05

「リガルド。命を懸けた大仕事がある」
「なんなりとお申し付け下さい」
 突然そのように言われても……家臣ですから「はい」と答えるしかないでしょう。
 ダンドローバー公デイヴィットに仕えるのは使命ですので。使命ではありますが、悪くは全くありませんよ。
 良い主です……下級貴族に成りすまして街中を歩かなければ。
 本人に言わせれば、そうやって市民の生活を見回って、色々と政策を練るのに使ったり、情報を収集したりと必要不可欠だそうですが。
「命を懸けた大仕事とは?」
「お前に調べて欲しいものがある」
「はい」
「用心深く俺の通っている公営住宅の詳細を調べてくれ。特に、あの外れのもう一軒」
 ダンドローバー公が通いつめている公営住宅は王宮の側にある。
 王宮の近くに住宅地、というのも変わっているが一つの慈善事業のようなものだったらしい。
 皇室で持っている土地を無料で貸して、公営住宅を建てて人を住まわせる。帝星は結構家賃が高いので、この公営住宅は皆に喜ばれたそうだ。
 ただ、皇室の土地なので地面を2m以上掘り返すことをしたり、敷地内に別宅を作るなどをしてはいけないと決まっている。それでも随分と寛大な法令だ。
 公爵は散歩がてらに其処を歩いて変なものはないか? 法令を守っていないものはいないか? 見回っていたところファドル・クバートに一目惚れした……のだそうだ。
 特に綺麗な顔立ちでも何でもないのだが、ご趣味には口を挟むまい、そもそも私は男性には興味がないのだから。
 私は公爵に言われた通り、その公営住宅の一軒を調べた。
 借り上げて住んでいないようだが……。
 その報告を受けて公爵は、引き落とされている通帳の残高を調べるように命じられた。そこにあったのは、相当な金額。
 公営住宅を借りて住むような人が持つ金額ではない。一般であっても《おかしい》ほどだ。
「やっぱりそうか」
「何が? ですか」
 その外れの一軒が王宮と繋がっているのだと聞かされて驚いた。
 作ったのはディアヌという五代前の愛妾だった女性、そのディアヌと意気投合したのがガートルード母妃。
 そこで途絶えていたのだが、先だって皇帝陛下……むしろ侍女など行為に不審感を募らせた、皇后のお気持ちは解からないでもないが。
 どうしても皇帝陛下から離れたかった皇后はガートルード母妃の遺書に従いレンペレード館へと居住を移し、そこから秘密通路を知ってしまいそのまま公営住宅まで来てしまった。
 奇跡の如き偶然で、その日公爵はファドルと一緒にその家へと向かって対面したのだという。
 出歩くのをやめさせた方が良いのではないのでしょうか? 言ったものの、皇后陛下からお預かりした母妃の置手紙からして出歩いて外を知りなさい……と確かに感じ取れた。

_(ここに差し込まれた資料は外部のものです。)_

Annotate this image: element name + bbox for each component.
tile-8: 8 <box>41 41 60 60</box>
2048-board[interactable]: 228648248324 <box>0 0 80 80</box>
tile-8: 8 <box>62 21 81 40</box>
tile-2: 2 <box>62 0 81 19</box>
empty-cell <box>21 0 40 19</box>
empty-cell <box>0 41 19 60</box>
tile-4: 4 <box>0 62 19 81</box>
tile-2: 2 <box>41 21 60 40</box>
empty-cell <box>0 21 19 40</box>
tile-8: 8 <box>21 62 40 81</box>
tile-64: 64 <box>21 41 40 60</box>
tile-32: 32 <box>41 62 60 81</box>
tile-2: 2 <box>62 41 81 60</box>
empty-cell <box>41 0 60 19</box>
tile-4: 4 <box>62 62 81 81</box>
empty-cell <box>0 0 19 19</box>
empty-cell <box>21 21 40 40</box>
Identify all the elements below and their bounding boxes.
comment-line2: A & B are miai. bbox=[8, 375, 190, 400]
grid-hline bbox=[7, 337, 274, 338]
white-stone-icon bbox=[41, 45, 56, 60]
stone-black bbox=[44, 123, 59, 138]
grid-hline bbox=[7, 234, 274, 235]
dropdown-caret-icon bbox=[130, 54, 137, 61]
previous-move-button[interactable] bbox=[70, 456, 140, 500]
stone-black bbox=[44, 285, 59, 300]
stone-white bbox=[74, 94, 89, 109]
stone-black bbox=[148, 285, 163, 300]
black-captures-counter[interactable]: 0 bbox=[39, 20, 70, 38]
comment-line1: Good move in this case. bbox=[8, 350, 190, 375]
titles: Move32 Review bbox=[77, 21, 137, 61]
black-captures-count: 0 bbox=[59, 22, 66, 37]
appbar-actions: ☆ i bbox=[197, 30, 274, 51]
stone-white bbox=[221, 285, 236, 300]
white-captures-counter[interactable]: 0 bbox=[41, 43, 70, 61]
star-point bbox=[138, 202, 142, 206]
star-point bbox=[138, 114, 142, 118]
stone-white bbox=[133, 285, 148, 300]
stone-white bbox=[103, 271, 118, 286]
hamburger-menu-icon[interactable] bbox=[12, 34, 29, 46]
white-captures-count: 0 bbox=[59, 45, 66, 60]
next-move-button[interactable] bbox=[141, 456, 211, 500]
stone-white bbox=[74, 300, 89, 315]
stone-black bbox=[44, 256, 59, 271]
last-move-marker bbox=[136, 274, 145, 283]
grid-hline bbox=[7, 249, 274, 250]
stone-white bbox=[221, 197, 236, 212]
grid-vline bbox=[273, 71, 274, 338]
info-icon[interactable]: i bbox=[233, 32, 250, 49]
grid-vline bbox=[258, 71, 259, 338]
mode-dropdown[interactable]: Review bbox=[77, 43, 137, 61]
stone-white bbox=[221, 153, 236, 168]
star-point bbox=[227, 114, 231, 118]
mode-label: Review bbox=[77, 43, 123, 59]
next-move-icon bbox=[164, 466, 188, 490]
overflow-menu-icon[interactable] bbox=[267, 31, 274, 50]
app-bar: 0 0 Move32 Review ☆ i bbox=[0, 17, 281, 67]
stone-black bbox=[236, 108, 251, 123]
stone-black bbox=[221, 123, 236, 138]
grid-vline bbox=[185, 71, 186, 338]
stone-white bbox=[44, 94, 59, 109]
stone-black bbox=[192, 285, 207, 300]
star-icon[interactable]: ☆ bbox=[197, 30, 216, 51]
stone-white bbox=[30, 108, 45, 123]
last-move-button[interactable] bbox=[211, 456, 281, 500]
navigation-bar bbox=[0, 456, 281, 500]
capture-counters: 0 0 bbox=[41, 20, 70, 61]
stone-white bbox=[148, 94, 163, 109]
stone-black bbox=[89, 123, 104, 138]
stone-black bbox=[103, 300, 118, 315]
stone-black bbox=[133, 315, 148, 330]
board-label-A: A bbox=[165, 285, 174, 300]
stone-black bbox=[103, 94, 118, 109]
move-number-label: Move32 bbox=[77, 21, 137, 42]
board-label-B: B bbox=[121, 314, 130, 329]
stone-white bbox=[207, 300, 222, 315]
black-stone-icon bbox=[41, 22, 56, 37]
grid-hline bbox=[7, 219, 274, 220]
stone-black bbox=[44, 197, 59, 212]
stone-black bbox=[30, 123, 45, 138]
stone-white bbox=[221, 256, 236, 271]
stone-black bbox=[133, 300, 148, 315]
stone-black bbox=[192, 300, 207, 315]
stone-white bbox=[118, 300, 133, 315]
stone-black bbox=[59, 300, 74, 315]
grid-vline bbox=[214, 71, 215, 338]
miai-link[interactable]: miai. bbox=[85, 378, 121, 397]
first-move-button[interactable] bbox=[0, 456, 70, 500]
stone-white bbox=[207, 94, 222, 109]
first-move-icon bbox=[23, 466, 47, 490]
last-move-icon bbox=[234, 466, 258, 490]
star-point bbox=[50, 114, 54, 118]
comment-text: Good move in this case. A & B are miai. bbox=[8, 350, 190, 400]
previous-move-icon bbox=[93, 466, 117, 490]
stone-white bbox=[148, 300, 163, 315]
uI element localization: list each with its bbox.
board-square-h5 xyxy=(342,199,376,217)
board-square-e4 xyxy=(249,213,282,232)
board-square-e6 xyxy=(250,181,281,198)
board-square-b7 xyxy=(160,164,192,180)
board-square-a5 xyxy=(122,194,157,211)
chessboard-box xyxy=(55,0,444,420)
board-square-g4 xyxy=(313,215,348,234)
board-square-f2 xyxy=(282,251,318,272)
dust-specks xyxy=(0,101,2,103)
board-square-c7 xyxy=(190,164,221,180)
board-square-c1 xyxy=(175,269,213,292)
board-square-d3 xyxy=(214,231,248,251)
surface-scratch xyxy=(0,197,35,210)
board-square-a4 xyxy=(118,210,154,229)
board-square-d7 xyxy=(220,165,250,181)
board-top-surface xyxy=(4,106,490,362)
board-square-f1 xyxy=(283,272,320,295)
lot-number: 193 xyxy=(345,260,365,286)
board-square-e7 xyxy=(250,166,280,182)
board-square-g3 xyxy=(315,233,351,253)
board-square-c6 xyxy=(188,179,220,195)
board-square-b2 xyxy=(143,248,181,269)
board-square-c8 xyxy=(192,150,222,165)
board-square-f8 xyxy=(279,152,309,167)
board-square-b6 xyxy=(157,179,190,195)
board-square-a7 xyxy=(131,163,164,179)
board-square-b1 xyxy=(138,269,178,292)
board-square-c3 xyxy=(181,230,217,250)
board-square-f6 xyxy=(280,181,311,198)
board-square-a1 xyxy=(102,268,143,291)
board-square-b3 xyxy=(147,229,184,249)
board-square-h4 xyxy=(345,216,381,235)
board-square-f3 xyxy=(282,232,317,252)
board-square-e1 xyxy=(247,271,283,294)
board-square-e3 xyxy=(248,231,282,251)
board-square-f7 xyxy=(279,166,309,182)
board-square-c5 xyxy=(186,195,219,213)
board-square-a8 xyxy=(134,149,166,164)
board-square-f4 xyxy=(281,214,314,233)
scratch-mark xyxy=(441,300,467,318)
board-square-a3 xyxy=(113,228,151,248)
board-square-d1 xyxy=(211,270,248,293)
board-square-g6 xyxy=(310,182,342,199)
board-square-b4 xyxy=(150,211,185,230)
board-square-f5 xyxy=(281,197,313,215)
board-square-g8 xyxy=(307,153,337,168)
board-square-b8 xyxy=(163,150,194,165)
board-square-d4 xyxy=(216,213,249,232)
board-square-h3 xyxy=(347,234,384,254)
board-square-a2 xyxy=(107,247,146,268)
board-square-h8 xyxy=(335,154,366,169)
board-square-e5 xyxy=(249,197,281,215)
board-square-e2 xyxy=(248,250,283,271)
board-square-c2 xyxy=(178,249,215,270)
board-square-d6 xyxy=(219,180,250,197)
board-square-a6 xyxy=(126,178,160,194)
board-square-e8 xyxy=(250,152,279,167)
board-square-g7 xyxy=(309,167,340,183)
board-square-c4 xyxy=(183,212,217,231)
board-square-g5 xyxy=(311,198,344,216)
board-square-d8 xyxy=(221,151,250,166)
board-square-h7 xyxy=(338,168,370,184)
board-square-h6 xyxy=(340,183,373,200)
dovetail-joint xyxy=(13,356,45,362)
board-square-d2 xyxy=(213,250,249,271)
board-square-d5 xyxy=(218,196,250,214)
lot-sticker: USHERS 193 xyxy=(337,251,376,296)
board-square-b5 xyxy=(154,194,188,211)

「本来ならばエバーハルト皇子が案内する予定だったんだろ。あの戦いで殿(しんがり)を買ってでていなければ、間違いなく……それだと知らぬままだったかもしれないな」
「ロイトガルデ陛下は遅かれ早かれ討たれていたでしょう。エバーハルト皇子がご存命でしたら、あの方が討たれたかもしれません」
「ご存命なら陛下はエバーハルト皇子に位を譲っただろ。何にせよ、どう言った所でも皇后陛下は外に出てみたいのだそうだ。ならば手助けしようと誓ったんだ。一人で出歩かせるよりはマシだろ。それに宮殿で鬱屈とされるよりかなら。エバーハルト皇子もガートルード母妃もお許しになるだろ」
 こうして私は細心の注意を払って……と言うほどでもないが、後がつかないように服などを準備して公爵に渡した。
 通帳の方も名義変更などを行い、戸籍も完成させた。私は直接お会いしてはいないが。
 私はとても皇后と普通に話をする度胸はないので、だが何とかなりそうらしい。
 書類上、私がカミラ・ゴッドフリートの後見人となり、市民大学の入学手続きの際に書類を作成した。
 まあ……皇后陛下を挟んで、ファドルと公爵は仲良く過ごしていそうだ。
 上手く皇后陛下が使われたような気がしないでもないが、そのうち公爵が使われるようになるかもしれない。